Na realidade, a moderna Guwahati não passa de uma extensão territorial da antiga Pandu, hoje mero bairro periférico banhado pelo Brahmaputra. A sua margem sul é o primeiro e único local de visita, logo após termos alugado carro e o motorista que nos transportará no dia seguinte até Cooch Behar. Bem procuro, esperançado, vestígios reveladores da importância da Pandu de outrora… Em vão. Confronto-me, tão só, com um amontoado de casas de chapa intervaladas por um ou outro edifício de cimento ao longo de um pedaço de borda do sagrado Brahmaputra, alvo de continuadas oferendas e cerimónias às divindades do panteão hindu. Ali repousam, ao abandono, várias figuras em esferovite de uma procissão já efectuada. Duas delas representam Kali, “destruidora e renovadora dos mundos”, nas suas versões azul e negra. Se varia na cor, igual se mantém na essência. A mais usual efígie de Kali apresenta-a com quatro braços e quatro mãos, metáforas da criação e do apocalipse.
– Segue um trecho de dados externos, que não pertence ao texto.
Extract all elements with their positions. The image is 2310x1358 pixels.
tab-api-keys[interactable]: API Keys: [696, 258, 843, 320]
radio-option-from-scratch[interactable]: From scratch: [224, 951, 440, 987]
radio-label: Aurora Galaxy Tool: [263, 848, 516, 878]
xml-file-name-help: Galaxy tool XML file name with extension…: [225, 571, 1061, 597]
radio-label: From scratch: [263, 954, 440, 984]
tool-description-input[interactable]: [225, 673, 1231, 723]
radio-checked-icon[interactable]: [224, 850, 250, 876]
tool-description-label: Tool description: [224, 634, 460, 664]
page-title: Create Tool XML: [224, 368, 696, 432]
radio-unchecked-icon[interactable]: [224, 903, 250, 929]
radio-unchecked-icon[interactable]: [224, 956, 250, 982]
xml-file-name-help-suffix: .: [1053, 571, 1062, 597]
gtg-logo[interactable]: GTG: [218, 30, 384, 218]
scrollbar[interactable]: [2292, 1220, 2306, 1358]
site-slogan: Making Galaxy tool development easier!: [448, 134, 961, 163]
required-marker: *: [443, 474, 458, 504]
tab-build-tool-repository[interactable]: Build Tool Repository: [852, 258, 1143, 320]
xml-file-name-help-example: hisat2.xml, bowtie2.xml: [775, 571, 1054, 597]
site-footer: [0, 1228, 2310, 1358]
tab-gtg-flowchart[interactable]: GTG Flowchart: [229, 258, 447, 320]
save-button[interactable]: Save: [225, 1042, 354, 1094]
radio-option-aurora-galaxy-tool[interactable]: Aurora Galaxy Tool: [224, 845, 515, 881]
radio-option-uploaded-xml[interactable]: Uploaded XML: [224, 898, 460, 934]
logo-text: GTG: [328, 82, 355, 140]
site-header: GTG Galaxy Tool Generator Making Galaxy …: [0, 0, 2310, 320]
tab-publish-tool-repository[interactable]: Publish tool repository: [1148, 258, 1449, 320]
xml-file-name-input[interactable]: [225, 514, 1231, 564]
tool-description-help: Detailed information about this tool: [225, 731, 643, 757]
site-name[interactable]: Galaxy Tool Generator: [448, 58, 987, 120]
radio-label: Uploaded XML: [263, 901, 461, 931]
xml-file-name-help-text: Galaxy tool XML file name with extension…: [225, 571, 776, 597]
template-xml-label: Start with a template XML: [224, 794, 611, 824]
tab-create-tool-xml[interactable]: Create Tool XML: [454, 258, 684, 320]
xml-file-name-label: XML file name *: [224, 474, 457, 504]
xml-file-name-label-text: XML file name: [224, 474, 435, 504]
As duas mãos direitas, de palmas abertas, abençoam; as mãos esquerdas seguram uma cabeça decepada e uma espada coberta de sangue, representando esta o corte com a escravidão da ignorância e do ego, simbolizada pela cabeça separada do corpo. A língua de fora expressa constrangimento, pois o pé da deusa assenta no peito do consorte Shiva, imobilizado no solo. Retrata o episódio em que Kali, totalmente fora do controlo, no campo de batalha, prestes a destruir o universo, é confrontada com Shiva, que se deita a seus pés para receber a sua bênção mas também para acalmá-la. Os hindus de Bengala interpretam o gesto da língua como uma súbita “vergonha” de Kali face ao seu acto. Morder a língua é sinal de modéstia, um meneio comum entre os habitantes dessa província. Kali é representada ocasionalmente com um sorriso no rosto e sempre com uma grinalda de cabeças cortadas em redor do pescoço. Nalgumas representações da divindade chegam a totalizar cinquenta, tantas quantas as letras do alfabeto do Sânscrito. A adoração a Kali terá chegado ao Ocidente, algures na Idade Média, pela mão do povo cigano. Há quem estabeleça paralelos entre o culto de Kali e as cerimónias da peregrinação anual em homenagem a Santa Sara, também conhecida como Sara-la-Kali, em Saintes-Maries-de-la-Mer, no sul da França. Se as compararmos com as da Índia, percebemos que esse culto védico milenar foi transferido e incorporado na crença cristã dos ciganos.
Junto às Kalis, há resquícios de um pequeno Ganesh, o deus-elefante, e de uma Laksmi, deusa da boa sorte, e ainda uma curiosa personagem feminina, de cabelo crespo e com o habitual terceiro olho desenhado na testa, montada num burro todo catita. É o kitsch indiano no seu melhor.
Sentado na terra arenosa um devoto reza de mãos juntas em frente a uma bacia com água de coco e um pequeno ramo de loureiro e faz aquilo que o brâmane, de cócoras, lhe recomenda. No final da oração, o banho ritual se impõe e as sobras devem ser entregues aos pássaros, que demoram em chegar. Aliás, não se avista uma única ave, facto raro junto a um rio desta dimensão. Flutuando no leito avistam-se enormes novelos de espuma, dessa que é fruto da atracção das moléculas e não do comportamento desregrado e imoral do bicho humano. Natural será, a dita escuma, mas tem um aspecto pouco apetecível, mais parecendo uma qualquer forma de poluição industrial. Varado, a apodrecer, um antigo ferrie e, na água, um outro que mais parece habitação do que meio de transporte. Chega, entretanto, uma barcaça e é nela que duas pessoas, uma bicicleta e uma cabra fazem a travessia até à ilha em frente, noticiada no texto de Estêvão Cacela. Confesso que me surpreende a fraca presença de embarcações no leito manso do Brahmaputra.